Marcel DUMONT
professeur de mathématiques
et de rêves
Ce qui importe c’est d’arracher toutes les dictatures à cette double croyance : « croire qu’on peut obliger quelqu’un à penser quand il n’en a pas envie », « croire qu’on peut l’empêcher de penser quand il en a envie » !
J’ai connu Marcel à la fin des années 80, il était déjà un vieux militant de la popularisation des mathématiques pour tous les âges. Professeur à l’école d’architecture de Rouen, il était à l’initiative et à la conception de l’exposition Horizon mathématiques.
Marcel a été professeur de mathématiques. Pour lui un enseignant devait d’abord rendre ses élèves curieux, leur faire partager le plaisir de découvrir, d’inventer par soi-même. Et surtout, par l’immense respect qu’il manifestait à l’égard des élèves, jamais il n’oubliait qu’ils étaient des enfants qui, certes, devaient apprendre, mais qui avaient aussi le droit de s’amuser. Avec raison, il pensait que les élèves ont toujours des capacités, des ressources, insoupçonnées du système éducatif et des élèves eux-mêmes.
Il a laissé un tel souvenir que, 64 ans après son départ du lycée Montaigne, des anciens élèves lui ont organisé une manifestation d’hommages.
Marcel a été durant une douzaine d’années détaché à mi-temps à l’INRP (Institut National de Recherche Pédagogique). Par la multitude d’ouvrages qu’il a écrits ou co-écrits, parfois avec Françoise Pasquis-Dumont, il a proposé, à ses collègues professeurs, de nombreuses pistes pour mettre en œuvre une pédagogie innovante. Cette production fut l’occasion de collaborations avec des didacticiens québécois. Dès la fin des années 60, il a été l’un des tout premiers à percevoir l’intérêt de l’usage en classe des nouveaux moyens de calculs pour initier les élèves à l’algorithmique.

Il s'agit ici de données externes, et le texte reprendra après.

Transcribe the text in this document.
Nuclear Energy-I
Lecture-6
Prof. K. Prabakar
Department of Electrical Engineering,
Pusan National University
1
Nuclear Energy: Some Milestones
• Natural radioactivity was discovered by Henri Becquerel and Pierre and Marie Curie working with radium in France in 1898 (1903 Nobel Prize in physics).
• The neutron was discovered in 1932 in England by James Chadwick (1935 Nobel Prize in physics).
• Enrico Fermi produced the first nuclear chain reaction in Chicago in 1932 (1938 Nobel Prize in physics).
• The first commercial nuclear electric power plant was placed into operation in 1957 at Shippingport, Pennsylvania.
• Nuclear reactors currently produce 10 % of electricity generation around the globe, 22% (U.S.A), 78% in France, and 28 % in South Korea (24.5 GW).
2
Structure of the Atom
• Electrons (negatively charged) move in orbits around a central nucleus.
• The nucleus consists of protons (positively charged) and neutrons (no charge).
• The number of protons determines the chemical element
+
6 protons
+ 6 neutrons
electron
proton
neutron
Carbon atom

Marcel a été aussi un militant en participant activement à la vie de l’Association des Professeurs de Mathématiques. Au cours des années 70, il en a été l’un des vice-présidents. Quand Marcel assistait à une réunion ou une conférence, aux Journées nationales ou régionales de l’APMEP, ou ailleurs, et que la parole était donnée au public, il était souvent le premier à intervenir. De sa voix passionnée, il défendait alors, avec force et détermination, ses idées et ses convictions … au risque parfois d’agacer certains.
Marcel avait une curiosité tout azimut, un enthousiasme hors du commun. Il n’hésitait jamais à nous encourager à développer de nouvelles actions pour construire un monde plus humain. Il disait aussi : Ce qui importe c’est d’arracher toutes les dictatures à cette double croyance : « croire qu’on peut obliger quelqu’un à penser quand il n’en a pas envie », « croire qu’on peut l’empêcher de penser quand il en a envie » !
Marcel était aussi un professeur de rêves, mais pas de rêves pour le simple et seul plaisir de rêver, de rêves pour agir. Il disait : « ce n’est pas la vie plus ou moins courte ou longue qui compte, ce sont les idées, les actions et les objectifs ... sans oublier les contextes affectifs sans lesquels nous ne sommes que des machines ».
Il m’a appelé par téléphone jeudi, « pour prendre des nouvelles » m’a-t-il dit. Marcel était toujours très attentif au bien-être de chacun. Il était préoccupé par les ennuis de santé de son ami, éditeur de son dernier livre paru au début de cette année. Nous nous sommes promis de nous rencontrer en mai, quand nous serons tous doublement vaccinés. On peut le dire, la concision n’était pas la première qualité de Marcel. Pour lui, nos visites à Sahurs ou au moulin vendéen étaient toujours trop courtes. Pour lui, la conversation s’arrêtait toujours trop tôt. Mais jeudi, pour la première fois, c’est lui qui prit l’initiative de la conclure, comme si le temps lui était compté.
Où que tu sois, Marcel, tu peux être rassuré, nous resterons curieux, et nous inciterons les autres à le devenir … s’ils ne le sont pas déjà. Comme toi, nous sommes persuadés que « c’est le manque d’appels à l’intelligence dont souffrent nos sociétés ».